I would think that as a safety feature, the manufacturer would prefer that the car not sink quicker and thus would not want the trunk to pop.
posted by Pollomacho at 8:20 AM on August 31, 2005


On second thought, maybe having the trunk pop keeps a submerged car from going nose (engine) down and makes for a safer egress?
posted by Pollomacho at 8:21 AM on August 31, 2005


It doesn't look like in the picture, but if they've been floating around and running into other cars/objects then that could cause the locks to have popped open. A lot of times in a car accident you'll see the trunk popped open, and after some fender benders you'll find that the trunk will no longer stay closed. I guess it's because the fixed end of the lock deforms and is no longer aligned to receive the other half in the lid. In fact you can sometimes pop a trunk right open using a heavy hammer or baseball bat applied with force to the rear of a car. (Don't ask how I know.)
posted by Rhomboid at 8:28 AM on August 31, 2005


Maybe Bernoulli did it.
posted by weapons-grade pandemonium at 8:32 AM on August 31, 2005


items (spare tires) in the trunk floating around and hitting the manual trunk release cable? Just a theory.
posted by m@ at 8:45 AM on August 31, 2005


I'm going with dabradfo.

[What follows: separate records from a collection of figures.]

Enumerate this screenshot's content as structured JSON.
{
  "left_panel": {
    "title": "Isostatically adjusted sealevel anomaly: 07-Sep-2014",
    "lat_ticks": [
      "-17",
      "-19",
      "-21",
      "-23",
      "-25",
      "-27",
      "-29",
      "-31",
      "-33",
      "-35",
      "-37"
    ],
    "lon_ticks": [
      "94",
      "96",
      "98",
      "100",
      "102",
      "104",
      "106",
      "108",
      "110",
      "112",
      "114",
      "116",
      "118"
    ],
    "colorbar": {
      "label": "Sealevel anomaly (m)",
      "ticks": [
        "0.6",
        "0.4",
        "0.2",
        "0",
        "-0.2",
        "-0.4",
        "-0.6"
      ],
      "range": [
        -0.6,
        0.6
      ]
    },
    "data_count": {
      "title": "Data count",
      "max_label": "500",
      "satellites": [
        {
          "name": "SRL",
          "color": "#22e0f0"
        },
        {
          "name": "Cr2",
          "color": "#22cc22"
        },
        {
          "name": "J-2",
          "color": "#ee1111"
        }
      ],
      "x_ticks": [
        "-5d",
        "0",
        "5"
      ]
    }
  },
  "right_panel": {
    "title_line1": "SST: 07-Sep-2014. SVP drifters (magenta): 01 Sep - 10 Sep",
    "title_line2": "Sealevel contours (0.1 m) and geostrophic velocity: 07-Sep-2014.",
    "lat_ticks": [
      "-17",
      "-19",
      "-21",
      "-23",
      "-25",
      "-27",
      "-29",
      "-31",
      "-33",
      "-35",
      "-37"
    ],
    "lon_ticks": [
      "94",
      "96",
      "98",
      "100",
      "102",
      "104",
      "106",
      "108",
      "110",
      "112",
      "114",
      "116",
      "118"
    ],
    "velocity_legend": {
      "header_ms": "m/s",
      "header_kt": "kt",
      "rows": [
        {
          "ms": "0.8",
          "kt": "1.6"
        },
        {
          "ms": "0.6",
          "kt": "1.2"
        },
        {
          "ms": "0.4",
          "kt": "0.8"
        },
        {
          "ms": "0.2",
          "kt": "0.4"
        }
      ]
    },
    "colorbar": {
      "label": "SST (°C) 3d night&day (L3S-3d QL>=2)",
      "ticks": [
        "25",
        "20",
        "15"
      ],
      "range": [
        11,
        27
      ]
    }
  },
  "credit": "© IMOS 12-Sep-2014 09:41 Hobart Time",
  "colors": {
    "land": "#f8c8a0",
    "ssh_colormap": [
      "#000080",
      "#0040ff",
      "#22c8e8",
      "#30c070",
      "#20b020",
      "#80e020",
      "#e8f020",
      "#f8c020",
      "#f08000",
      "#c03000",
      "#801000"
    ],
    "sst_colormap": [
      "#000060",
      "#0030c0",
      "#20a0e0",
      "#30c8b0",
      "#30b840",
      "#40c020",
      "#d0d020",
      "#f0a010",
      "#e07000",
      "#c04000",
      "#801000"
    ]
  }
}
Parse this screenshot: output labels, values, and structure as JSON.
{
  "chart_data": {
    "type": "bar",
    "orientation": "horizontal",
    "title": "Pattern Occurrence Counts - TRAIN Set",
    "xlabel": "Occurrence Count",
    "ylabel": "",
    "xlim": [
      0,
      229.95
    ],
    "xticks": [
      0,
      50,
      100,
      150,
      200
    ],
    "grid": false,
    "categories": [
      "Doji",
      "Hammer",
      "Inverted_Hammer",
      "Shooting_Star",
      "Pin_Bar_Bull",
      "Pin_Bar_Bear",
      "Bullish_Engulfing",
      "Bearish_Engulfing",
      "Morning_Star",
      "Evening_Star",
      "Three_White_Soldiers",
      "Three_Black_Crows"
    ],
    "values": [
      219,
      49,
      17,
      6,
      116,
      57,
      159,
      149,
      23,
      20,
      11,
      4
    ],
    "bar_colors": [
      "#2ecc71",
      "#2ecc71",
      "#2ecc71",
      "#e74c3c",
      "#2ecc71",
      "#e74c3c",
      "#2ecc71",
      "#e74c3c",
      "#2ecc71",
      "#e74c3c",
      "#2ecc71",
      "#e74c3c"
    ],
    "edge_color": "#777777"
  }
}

Rental lot.

In fact, all the cars in that image look like Mercury Sables, and I'm pretty sure that minivan is a Ford Freestar. All Ford products, so it's probably Hertz.

I'll take my cookies with whipped cream, thanks!
posted by bhayes82 at 9:02 AM on August 31, 2005



My wife asked me the same thing about some cars that were parked in front of homes so I don't think the rental car lot theory explains all of these open trunks. The linked picture is just one instance of this.
posted by probablysteve at 9:21 AM on August 31, 2005


Perhaps car owners left them open so rescuers wouldn't waste their time looking for people hiding inside? (Or, conversely, perhaps rescue workers popped the trunks to check and left them open.) Kinda like how FDNY was spray-painting "CLEAR" on buildings that had been checked for survivors after 9/11.
posted by Vidiot at 9:49 AM on August 31, 2005


I think m@ gets the cookie, spare tires.
posted by Pollomacho at 10:06 AM on August 31, 2005


think m@ gets the cookie, spare tires.
The spare tire is bolted down. You turn a lock nut to secure or unsecured it.
posted by thomcatspike at 11:54 AM on August 31, 2005


Aren't spare tires secured inside the trunk... screwed down, something? I don't think the tires are just laying in there to be rattled around. My spare tire is secured to my vehicle.

I'm going with a "saftey feature" as well. I bet the door locks are unlocked as well, for the same reason.
posted by Witty at 11:57 AM on August 31, 2005


It's not rental cars. There were no rental cars left in the city for anyone to get out during the mandatory evacuation. Tourists were stranded.
posted by Corky at 12:12 PM on August 31, 2005


It's probably a car-specific "feature"--whether intentional or not, I have no idea. Here are some pics of other flooded cars that don't have popped trunks: One, Two, Three, Etc.
posted by Civil_Disobedient at 12:16 PM on August 31, 2005


My guess would be that all those cars have automatic trunk openers and as bachelor#3 suggests, immersing the car in water interferes with the normal operation of the trunk release mechanism.
posted by cardboard at 2:04 PM on August 31, 2005


I'm going with the electrical short theory. I lived in N.O. for awhile as a kid, and during one of the couple of floods that happened while I was there, my dad told us a story that had happened to one of his coworkers. She'd been driving home from work when the flood hit, and as the waters rose into her car, reaching the floorboards and bottom of her seat, the automatic seat adjustment things went crazy, sending her forward, backward, up, down, all over the place. I saw the same picture and that was the first thing that came to my mind - it's gotta be the electrical system shorting out.
posted by salad spork at 4:38 PM on August 31, 2005


I'm going with the electrical short theory
Thought it is a cable that manually opens the trunk lid, not an electric switch.
posted by thomcatspike at 3:14 PM on September 1, 2005


people popped them with remote keychains
I'm thinking of the trunk lid button in the glove box.